On 11/16/22 21:16, Mark Rutland wrote:
> On Wed, Nov 16, 2022 at 10:08:27AM +0100, David Hildenbrand wrote:
>> On 16.11.22 09:38, Liu Shixin wrote:
>>> The page table check trigger BUG_ON() unexpectedly when split hugepage:
>>>
>>>   ------------[ cut here ]------------
>>>   kernel BUG at mm/page_table_check.c:119!
>>>   Internal error: Oops - BUG: 00000000f2000800 [#1] SMP
>>>   Dumping ftrace buffer:
>>>      (ftrace buffer empty)
>>>   Modules linked in:
>>>   CPU: 7 PID: 210 Comm: transhuge-stres Not tainted 6.1.0-rc3+ #748
>>>   Hardware name: linux,dummy-virt (DT)
>>>   pstate: 20000005 (nzCv daif -PAN -UAO -TCO -DIT -SSBS BTYPE=--)
>>>   pc : page_table_check_set.isra.0+0x398/0x468
>>>   lr : page_table_check_set.isra.0+0x1c0/0x468
>>> [...]
>>>   Call trace:
>>>    page_table_check_set.isra.0+0x398/0x468
>>>    __page_table_check_pte_set+0x160/0x1c0
>>>    __split_huge_pmd_locked+0x900/0x1648
>>>    __split_huge_pmd+0x28c/0x3b8
>>>    unmap_page_range+0x428/0x858
>>>    unmap_single_vma+0xf4/0x1c8
>>>    zap_page_range+0x2b0/0x410
>>>    madvise_vma_behavior+0xc44/0xe78
>>>    do_madvise+0x280/0x698
>>>    __arm64_sys_madvise+0x90/0xe8
>>>    invoke_syscall.constprop.0+0xdc/0x1d8
>>>    do_el0_svc+0xf4/0x3f8
>>>    el0_svc+0x58/0x120
>>>    el0t_64_sync_handler+0xb8/0xc0
>>>    el0t_64_sync+0x19c/0x1a0
>>> [...]
>>>
>>> On arm64, pmd_present() will return true even if the pmd is invalid.
>>
>> I assume that's because of the pmd_present_invalid() check.
>>
>> ... I wonder why that behavior was chosen.

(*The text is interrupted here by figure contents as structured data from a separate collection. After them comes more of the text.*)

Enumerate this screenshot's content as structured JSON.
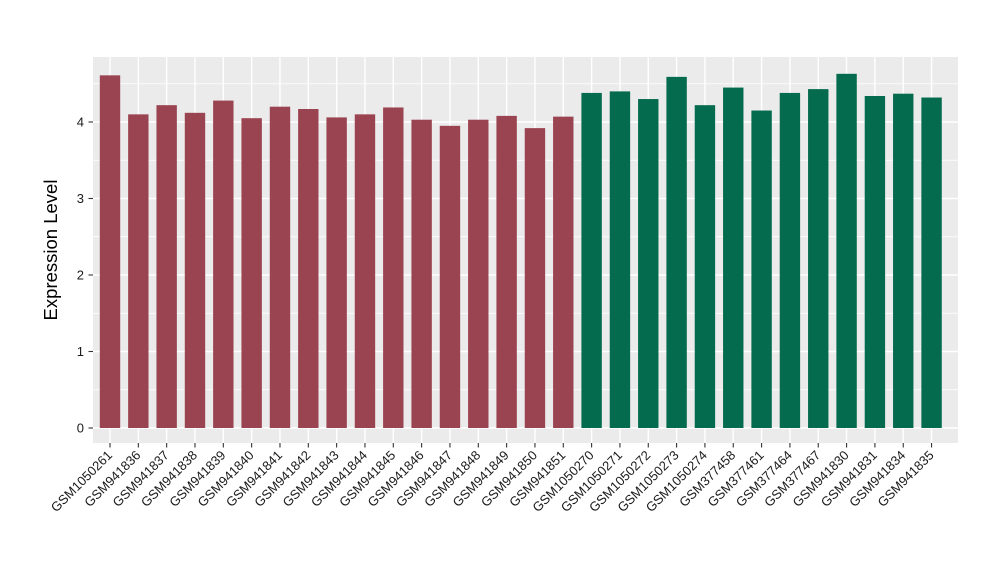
{
  "figure": {
    "background_color": "#FFFFFF",
    "panel_background_color": "#EBEBEB",
    "grid_color": "#FFFFFF",
    "tick_mark_color": "#333333",
    "axis_text_color": "#1A1A1A",
    "axis_title_color": "#000000"
  },
  "chart_data": {
    "type": "bar",
    "title": "",
    "xlabel": "",
    "ylabel": "Expression Level",
    "ylim": [
      -0.2,
      4.85
    ],
    "yticks": [
      0,
      1,
      2,
      3,
      4
    ],
    "grid": true,
    "legend_position": "none",
    "x_tick_angle_deg": 45,
    "categories": [
      "GSM1050261",
      "GSM941836",
      "GSM941837",
      "GSM941838",
      "GSM941839",
      "GSM941840",
      "GSM941841",
      "GSM941842",
      "GSM941843",
      "GSM941844",
      "GSM941845",
      "GSM941846",
      "GSM941847",
      "GSM941848",
      "GSM941849",
      "GSM941850",
      "GSM941851",
      "GSM1050270",
      "GSM1050271",
      "GSM1050272",
      "GSM1050273",
      "GSM1050274",
      "GSM377458",
      "GSM377461",
      "GSM377464",
      "GSM377467",
      "GSM941830",
      "GSM941831",
      "GSM941834",
      "GSM941835"
    ],
    "values": [
      4.61,
      4.1,
      4.22,
      4.12,
      4.28,
      4.05,
      4.2,
      4.17,
      4.06,
      4.1,
      4.19,
      4.03,
      3.95,
      4.03,
      4.08,
      3.92,
      4.07,
      4.38,
      4.4,
      4.3,
      4.59,
      4.22,
      4.45,
      4.15,
      4.38,
      4.43,
      4.63,
      4.34,
      4.37,
      4.32
    ],
    "groups": [
      "group1",
      "group1",
      "group1",
      "group1",
      "group1",
      "group1",
      "group1",
      "group1",
      "group1",
      "group1",
      "group1",
      "group1",
      "group1",
      "group1",
      "group1",
      "group1",
      "group1",
      "group2",
      "group2",
      "group2",
      "group2",
      "group2",
      "group2",
      "group2",
      "group2",
      "group2",
      "group2",
      "group2",
      "group2",
      "group2"
    ],
    "group_colors": {
      "group1": "#9B4451",
      "group2": "#056B4E"
    }
  }
}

Sounds error-prone to me.
> 
> That seems to be down to commit:
> 
>   b65399f6111b03df ("arm64/mm: Change THP helpers to comply with generic MM semantics")
> 
> ... apparently because Andrea Arcangelli said this was necessary in:
> 
>   https://lore.kernel.org/lkml/20181017020930.GN30832@redhat.com/
> 
> ... but that does see to contradict what's said in:
> 
>   Documentation/mm/arch_pgtable_helpers.rst
> 
> ... which just says:
> 
>   pmd_present  Tests a valid mapped PMD

It should be as follows instead, will update. Not sure about PUD level though,
where anon THP is not supported (AFAIK).

+---------------------------+--------------------------------------------------+
| pmd_present               | Tests if pmd_page() points to valid memory page  |
+---------------------------+--------------------------------------------------+

> 
> ... and it's not clear to me why this *only* applies to the PMD level.
> 
> Anshuman?

Because THP is supported at PMD level. As Andrea had explained earlier, pmd_present()
should return positive if pmd_page() on the entry points to valid memory irrespective
of whether the entry is valid/mapped or not. That is the semantics expected in generic
THP during PMD split, collapse, migration etc and other memory code walking past such
PMD entries. That was my understanding.